The ISO proposes to charge interconnection applicants a non-refundable $10,000 fee, as well as a one-time study deposit ranging from $100,000 to $250,000 based on the size of the proposed project. For capacity resource interconnection service-only projects, the deposit would be $50,000. Additionally, in lieu of regulatory milestones, developers would be required to make commercial readiness deposits to progress through the queue phases, with amounts escalating at each stage: depositing $4,000/MW to enter Phase 1, depositing the greater of either the Phase 1 deposit or 20% of the cost estimate determined in Phase 1 to move into Phase 2, and 100% of a project’s cost estimate to move out of Phase 2.

Proposed study deposits for certain generation facilities seeking interconnection | NYISO

NYISO also outlined penalties for developers who withdraw from the queue: up to 100% of their study deposit, plus 20% of the Phase 2 deposit if they withdraw during the decision period at the end of Phase 2.

Reid Wagner, a clean energy markets analyst with the Alliance for Clean Energy New York, said the ISO’s proposed timelines are too short. “Seven days could be hard for some companies, particularly international ones, to secure the funding in that short period of time,” he said.

ISO attorney Sara Keegan responded that developers would “have ample time to get their ducks in a row” and make decisions about whether to move a project forward through the queue. Project cost estimates would be available “well before the seven-day trigger,” she said.

Wagner then asked if the ISO would consider conducting a “harm test” at the end of each phase, as currently done by MISO, to “test how much harm a withdrawn project has caused to the other queued projects.”
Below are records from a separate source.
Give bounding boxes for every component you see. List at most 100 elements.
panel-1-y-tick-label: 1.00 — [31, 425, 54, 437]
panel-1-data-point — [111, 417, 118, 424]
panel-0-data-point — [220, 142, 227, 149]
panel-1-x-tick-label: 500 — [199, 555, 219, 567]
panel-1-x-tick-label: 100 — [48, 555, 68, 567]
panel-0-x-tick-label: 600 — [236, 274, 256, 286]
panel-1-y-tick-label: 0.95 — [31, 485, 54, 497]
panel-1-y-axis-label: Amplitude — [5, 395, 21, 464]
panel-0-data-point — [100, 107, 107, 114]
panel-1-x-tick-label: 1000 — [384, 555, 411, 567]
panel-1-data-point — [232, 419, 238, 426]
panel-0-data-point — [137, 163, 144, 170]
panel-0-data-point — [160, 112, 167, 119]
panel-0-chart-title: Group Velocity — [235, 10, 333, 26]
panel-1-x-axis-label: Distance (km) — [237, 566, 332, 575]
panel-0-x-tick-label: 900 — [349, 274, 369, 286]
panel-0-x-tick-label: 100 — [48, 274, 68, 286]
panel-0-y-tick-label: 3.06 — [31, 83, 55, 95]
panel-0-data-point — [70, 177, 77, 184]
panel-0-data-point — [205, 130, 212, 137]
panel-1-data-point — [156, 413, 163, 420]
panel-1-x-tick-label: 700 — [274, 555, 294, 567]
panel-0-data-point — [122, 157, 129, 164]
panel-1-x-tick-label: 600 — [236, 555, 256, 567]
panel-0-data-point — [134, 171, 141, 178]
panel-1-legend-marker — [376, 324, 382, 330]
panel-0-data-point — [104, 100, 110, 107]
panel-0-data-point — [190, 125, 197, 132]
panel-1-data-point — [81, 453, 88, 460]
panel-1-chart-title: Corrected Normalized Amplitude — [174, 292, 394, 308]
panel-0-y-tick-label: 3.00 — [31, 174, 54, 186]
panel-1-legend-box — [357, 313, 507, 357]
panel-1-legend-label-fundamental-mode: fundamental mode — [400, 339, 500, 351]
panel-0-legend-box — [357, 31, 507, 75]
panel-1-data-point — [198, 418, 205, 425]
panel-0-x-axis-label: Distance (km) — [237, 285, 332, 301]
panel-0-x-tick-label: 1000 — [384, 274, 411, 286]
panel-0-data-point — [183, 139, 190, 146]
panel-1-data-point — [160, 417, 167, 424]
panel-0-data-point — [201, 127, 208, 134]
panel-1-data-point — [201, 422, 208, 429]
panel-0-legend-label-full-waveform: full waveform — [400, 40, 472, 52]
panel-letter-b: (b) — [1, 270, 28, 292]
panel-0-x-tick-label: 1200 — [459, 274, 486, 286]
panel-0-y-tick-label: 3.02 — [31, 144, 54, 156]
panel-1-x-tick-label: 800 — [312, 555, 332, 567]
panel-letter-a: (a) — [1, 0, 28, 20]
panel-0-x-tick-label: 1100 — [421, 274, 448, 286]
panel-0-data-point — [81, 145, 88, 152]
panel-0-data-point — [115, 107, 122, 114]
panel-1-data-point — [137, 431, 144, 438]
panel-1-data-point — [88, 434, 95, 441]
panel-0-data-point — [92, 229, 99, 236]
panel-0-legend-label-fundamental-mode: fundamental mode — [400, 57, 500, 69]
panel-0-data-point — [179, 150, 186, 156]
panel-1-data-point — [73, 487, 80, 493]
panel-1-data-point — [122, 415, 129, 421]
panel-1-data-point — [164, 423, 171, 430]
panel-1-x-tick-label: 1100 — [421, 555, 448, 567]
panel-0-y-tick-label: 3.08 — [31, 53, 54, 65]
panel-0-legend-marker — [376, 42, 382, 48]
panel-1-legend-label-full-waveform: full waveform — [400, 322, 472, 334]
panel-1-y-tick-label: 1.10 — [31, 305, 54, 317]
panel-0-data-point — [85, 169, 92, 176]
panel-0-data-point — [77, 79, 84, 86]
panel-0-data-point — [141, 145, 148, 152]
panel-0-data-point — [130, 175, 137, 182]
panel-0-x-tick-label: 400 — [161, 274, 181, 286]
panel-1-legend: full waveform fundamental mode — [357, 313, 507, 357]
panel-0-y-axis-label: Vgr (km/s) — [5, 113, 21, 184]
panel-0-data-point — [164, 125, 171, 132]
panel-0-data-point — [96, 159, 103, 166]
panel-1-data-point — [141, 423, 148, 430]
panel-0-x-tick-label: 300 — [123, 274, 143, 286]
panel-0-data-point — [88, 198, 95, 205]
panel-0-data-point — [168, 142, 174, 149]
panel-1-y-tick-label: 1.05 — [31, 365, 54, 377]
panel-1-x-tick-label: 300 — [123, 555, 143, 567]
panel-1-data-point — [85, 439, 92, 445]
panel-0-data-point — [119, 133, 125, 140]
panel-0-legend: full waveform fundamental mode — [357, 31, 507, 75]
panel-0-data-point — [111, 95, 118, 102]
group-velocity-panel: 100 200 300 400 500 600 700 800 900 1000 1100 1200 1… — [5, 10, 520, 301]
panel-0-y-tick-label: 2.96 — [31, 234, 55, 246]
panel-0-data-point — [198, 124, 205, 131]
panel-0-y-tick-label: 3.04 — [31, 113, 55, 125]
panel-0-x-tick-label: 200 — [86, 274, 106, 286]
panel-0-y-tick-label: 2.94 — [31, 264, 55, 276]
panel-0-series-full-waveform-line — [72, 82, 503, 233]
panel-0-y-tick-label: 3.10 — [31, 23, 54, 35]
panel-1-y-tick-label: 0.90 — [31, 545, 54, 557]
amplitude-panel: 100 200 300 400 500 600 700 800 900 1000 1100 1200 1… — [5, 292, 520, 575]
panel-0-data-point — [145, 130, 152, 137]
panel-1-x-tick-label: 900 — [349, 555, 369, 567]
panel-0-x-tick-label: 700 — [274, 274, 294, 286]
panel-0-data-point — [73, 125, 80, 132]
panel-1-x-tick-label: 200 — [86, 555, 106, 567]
Keegan responded that NYISO is not considering a harm test akin to MISO’s. “It is perhaps overly complicated, and we feel like that would make it incredibly difficult to administer, since we would end up needing a whole department to administer withdrawal penalties,” she said.

Stakeholders also expressed frustration with NYISO’s initial plan to accept only cash for study deposits, rather than allowing the use of credit.

Saad Syed, grid and interconnection manager with OW Ocean Winds, argued for flexibility, saying, “putting up much money in cash in such short intervals seems very difficult, on top of the withdrawal penalties that may occur. So, I strongly recommend using at least an ability to use letters of credit for [these deposits], since otherwise it might become untenable.”

Echoing this sentiment, Abhishek Josh Ghosh, associate director with Cypress Creek Renewables, recommended that NYISO draw insights from PJM, which allows letters of credit in its processes. “It would be nice to have some flexibility in posting these deposits,” he said.

Thinh Nguyen, NYISO senior manager of interconnection projects, acknowledged these concerns and committed to revisiting the payment options. “We are still considering whether a letter of credit is another option. But as you are aware, when we receive letters of credit, that means we have to do some kind of credit check on that entity,” he said. “That’s why we want to make sure that whatever the process we want to use is able to support and meet the very tight defined timelines.”

FERC last month extended the Order 2023 compliance deadline from Dec. 5 to April 3, 2024. (See FERC Extends Interconnection Queue Compliance Deadline.)

Despite the extension, Keegan informed the IITF that NYISO still intends to submit a partial compliance filing by Dec. 1. (See NYISO Plans Early November Filing for Partial Order 2023 Compliance.) The IITF will reconvene Nov. 14.